The intended subtext of an anti-nationalist critique is entirely absent if viewers do not subscribe to the director’s leftist politics.
Despite directorial intent, the film’s depiction of the English identity is something of a political Rorschach test. The intended subtext of an anti-nationalist critique is entirely absent if viewers do not subscribe to the director’s leftist politics.
Viewing a scene depicting islanders celebrating beneath the English cross and a portrait of the queen, another reviewer saw “islanders little better than the infected.” Viewers of like mind to mine are more likely to see a hearty and deserved celebration of the same English spirit that carried everyday men, women, and children from the Napoleonic Wars to the Nazis’ barrage of bombs.

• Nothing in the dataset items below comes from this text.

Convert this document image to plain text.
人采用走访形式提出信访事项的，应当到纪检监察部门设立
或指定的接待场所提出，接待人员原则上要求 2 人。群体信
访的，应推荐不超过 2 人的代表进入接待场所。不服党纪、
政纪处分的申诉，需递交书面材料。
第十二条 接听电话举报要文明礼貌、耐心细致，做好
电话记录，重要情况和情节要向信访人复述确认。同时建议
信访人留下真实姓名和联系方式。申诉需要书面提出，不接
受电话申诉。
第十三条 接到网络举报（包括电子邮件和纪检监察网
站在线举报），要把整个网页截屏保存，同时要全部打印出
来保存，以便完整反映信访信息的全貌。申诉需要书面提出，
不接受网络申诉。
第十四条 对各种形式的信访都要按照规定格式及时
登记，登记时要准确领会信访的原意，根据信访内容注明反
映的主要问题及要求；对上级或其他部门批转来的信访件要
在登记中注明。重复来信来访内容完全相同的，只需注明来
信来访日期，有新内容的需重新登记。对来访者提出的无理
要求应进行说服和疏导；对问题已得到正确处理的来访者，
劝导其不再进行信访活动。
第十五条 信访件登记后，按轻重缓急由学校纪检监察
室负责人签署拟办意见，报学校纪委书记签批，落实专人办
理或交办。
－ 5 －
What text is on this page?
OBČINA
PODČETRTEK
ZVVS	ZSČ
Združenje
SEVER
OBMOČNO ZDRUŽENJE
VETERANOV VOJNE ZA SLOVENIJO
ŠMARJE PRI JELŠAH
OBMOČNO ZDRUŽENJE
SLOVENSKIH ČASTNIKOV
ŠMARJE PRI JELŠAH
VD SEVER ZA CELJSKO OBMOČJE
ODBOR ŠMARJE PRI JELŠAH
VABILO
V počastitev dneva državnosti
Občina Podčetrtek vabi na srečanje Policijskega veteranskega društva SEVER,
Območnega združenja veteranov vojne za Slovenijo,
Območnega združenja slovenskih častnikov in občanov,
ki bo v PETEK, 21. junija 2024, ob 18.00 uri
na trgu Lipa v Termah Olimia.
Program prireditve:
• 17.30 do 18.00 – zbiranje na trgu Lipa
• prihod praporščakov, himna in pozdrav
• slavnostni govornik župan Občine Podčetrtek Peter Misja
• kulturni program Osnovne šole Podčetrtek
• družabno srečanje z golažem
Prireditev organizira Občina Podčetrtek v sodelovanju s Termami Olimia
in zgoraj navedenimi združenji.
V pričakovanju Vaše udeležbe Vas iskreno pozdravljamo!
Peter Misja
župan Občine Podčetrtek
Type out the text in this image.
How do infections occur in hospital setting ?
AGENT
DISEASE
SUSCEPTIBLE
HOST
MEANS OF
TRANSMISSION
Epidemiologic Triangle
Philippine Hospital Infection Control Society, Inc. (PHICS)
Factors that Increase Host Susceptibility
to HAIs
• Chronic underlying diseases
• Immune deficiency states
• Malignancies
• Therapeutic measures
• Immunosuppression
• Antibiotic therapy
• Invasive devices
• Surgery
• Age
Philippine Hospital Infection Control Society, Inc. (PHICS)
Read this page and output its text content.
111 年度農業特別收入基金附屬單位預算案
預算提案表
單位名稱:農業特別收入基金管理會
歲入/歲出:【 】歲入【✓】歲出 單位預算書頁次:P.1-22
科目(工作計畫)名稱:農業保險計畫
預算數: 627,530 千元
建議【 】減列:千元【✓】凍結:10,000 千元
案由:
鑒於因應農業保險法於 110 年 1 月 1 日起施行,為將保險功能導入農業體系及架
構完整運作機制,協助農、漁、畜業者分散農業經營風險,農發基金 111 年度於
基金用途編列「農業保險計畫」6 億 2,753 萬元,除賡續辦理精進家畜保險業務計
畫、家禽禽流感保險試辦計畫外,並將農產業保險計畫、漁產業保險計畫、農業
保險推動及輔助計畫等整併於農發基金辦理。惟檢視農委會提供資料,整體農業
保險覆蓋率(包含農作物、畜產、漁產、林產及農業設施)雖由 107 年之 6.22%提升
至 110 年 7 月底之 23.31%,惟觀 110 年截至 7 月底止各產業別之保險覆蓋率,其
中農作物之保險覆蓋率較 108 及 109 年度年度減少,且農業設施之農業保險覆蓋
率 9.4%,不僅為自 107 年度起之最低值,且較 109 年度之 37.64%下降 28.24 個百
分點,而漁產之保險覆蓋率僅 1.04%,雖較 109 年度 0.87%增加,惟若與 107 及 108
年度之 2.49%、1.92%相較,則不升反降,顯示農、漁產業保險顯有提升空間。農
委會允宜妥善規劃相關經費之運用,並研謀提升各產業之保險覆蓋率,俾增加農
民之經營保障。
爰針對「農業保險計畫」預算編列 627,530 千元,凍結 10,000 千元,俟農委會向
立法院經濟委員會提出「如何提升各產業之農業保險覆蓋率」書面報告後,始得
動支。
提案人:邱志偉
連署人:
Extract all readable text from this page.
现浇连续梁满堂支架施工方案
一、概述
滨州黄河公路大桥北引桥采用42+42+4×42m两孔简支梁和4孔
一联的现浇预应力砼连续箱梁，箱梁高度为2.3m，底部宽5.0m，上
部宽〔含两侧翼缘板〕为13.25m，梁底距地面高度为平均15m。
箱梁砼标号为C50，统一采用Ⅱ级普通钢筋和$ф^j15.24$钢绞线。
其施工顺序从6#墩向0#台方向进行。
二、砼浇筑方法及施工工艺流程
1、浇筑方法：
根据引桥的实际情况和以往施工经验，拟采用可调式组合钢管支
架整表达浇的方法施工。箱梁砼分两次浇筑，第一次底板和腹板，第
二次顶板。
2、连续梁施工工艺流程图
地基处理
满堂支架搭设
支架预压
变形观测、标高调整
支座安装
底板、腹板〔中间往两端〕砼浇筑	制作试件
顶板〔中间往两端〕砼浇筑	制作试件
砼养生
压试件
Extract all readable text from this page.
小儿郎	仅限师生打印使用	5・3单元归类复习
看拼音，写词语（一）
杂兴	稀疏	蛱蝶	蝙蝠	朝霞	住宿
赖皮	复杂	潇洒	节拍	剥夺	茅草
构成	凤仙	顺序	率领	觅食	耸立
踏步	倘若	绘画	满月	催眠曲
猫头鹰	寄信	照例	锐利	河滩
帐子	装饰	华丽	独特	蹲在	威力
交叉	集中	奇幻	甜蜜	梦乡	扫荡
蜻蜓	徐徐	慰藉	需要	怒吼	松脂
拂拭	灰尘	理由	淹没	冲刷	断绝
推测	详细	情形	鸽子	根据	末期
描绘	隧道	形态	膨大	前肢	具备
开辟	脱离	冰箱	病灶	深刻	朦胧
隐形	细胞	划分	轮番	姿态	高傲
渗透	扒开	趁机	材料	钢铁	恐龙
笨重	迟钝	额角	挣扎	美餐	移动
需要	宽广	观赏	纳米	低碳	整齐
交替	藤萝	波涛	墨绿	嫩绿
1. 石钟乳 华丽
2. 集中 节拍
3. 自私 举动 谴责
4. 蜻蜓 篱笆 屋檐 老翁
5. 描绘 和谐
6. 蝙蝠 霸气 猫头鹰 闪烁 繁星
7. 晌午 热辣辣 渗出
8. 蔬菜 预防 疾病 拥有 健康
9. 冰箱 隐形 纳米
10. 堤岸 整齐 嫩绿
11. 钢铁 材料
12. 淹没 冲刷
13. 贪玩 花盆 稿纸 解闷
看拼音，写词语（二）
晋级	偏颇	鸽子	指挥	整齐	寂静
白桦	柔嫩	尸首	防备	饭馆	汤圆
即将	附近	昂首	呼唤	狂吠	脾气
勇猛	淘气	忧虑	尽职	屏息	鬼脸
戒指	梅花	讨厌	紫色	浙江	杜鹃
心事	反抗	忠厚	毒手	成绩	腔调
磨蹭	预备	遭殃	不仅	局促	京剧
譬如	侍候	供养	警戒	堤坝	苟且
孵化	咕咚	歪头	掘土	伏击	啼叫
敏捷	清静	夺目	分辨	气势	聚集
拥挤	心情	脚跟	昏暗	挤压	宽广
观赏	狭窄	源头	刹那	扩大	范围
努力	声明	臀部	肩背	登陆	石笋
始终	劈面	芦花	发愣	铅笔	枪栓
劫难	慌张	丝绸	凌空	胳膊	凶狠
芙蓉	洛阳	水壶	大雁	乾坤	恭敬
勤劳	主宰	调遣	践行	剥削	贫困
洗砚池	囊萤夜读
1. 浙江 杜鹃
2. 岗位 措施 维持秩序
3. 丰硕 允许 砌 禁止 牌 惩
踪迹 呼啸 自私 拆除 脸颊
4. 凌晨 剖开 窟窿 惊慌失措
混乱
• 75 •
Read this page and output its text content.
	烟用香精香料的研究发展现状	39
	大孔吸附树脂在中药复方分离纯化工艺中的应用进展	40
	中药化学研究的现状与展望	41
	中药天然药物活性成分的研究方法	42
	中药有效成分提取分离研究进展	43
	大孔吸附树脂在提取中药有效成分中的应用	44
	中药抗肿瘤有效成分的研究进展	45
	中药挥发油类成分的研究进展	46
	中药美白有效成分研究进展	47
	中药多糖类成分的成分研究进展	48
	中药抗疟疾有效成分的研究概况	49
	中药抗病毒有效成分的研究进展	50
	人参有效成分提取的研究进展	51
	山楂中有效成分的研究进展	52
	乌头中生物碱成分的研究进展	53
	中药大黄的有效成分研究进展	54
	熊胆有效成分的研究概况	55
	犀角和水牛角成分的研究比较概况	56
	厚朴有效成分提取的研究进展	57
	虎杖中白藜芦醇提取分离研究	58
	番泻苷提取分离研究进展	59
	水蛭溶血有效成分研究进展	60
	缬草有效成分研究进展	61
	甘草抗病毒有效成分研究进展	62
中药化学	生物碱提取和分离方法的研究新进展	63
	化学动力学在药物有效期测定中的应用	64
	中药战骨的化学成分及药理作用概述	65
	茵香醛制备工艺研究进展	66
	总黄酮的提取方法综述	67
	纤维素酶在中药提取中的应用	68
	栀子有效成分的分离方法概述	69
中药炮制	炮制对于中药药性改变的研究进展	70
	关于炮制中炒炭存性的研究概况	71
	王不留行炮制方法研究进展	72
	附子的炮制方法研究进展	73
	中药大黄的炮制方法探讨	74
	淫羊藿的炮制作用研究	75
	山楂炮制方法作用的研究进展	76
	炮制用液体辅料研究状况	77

The tone of the film is distinctly English in character. With no more advanced weaponry than bows at our heroes’ disposal, scenes often cut to Medieval archers at war with France. The English flag flies high over their island home. Spike and his mother take refuge in an Anglican chapel with a carved bust seemingly of King Arthur poised above.
It seems the only people who have survived the zombie apocalypse are British patriots who love Queen Elizabeth II, the Union Jack, and folk singing. Though the director may have had other intentions, one can almost see the spirit of Lady Britannia over Spike as he evades death-by-zombie as surely as the poets would have you believe it protected the men at Plassey and Waterloo.
As the journey to the mainland is made, interspliced with clips of the World War II-era patriotic film Henry V and a reading of a Rudyard Kipling poem, Spike is metaphorically crowned as an heir to the brave history of England. There is nothing sinister lurking beneath any of this, even if the director and others of his political bent might object to the shows of glory.
If there was one distinct characteristic in the Anglo-Protestantism of the British Empire, it was its particular sort of missionary zeal. The British saw themselves as an empire of liberty, entering the most desolate corners of the earth to establish outposts of civilization, democracy, and development.
This ethos seems laced throughout the island community of 28 Years Later, where a (literal) island of tranquility stands firm against a murderous and dangerous mainland. One is reminded of Shakespeare’s poetic ruminations on England in Richard II as “This other Eden, demi-paradise/This fortress built by Nature for herself/Against infection and the hand of war.”
In technical terms, the film’s most noticeable fault is simply that it neglects the importance of silence as the central tool of horror. Music plays where it has no need to, distracting from scenes that display genuine emotion. Yet, 28 Years Later is remarkable, in the end, as a piece about a 12-year-old begging for his mother’s life coming to terms with the reality of death.
The film ends with an entirely different tone. A set of thugs dressed as ninjas dispatch a cohort of zombies and offer to take the 12-year-old under their wing. The film then concludes as it is revealed that this group is led by “Jimmy,” the name of a child given to hoards of zombies in an otherwise standalone opening scene set 28 years ago.
Their dress is laden with the soulless popular culture of modern Britain, and the name “Jimmy” is an intentional reference to Jimmy Savile, Britain’s most famous man until he was unmasked as a mass sexual abuser. If Holy Island embodies the strength of the old British spirit, the cult that the film concludes with epitomizes the vapidness of today’s post-national nation.
28 Years Later was shot alongside its upcoming sequel, The Bone Temple. Thus, we will not know the fate of our young warrior until January 2026. In the meantime, however, the zombie film is easily the best in a decade and well worth watching. Come for the living dead, stay for the moving portrait of familial love, community toil, and the British soul.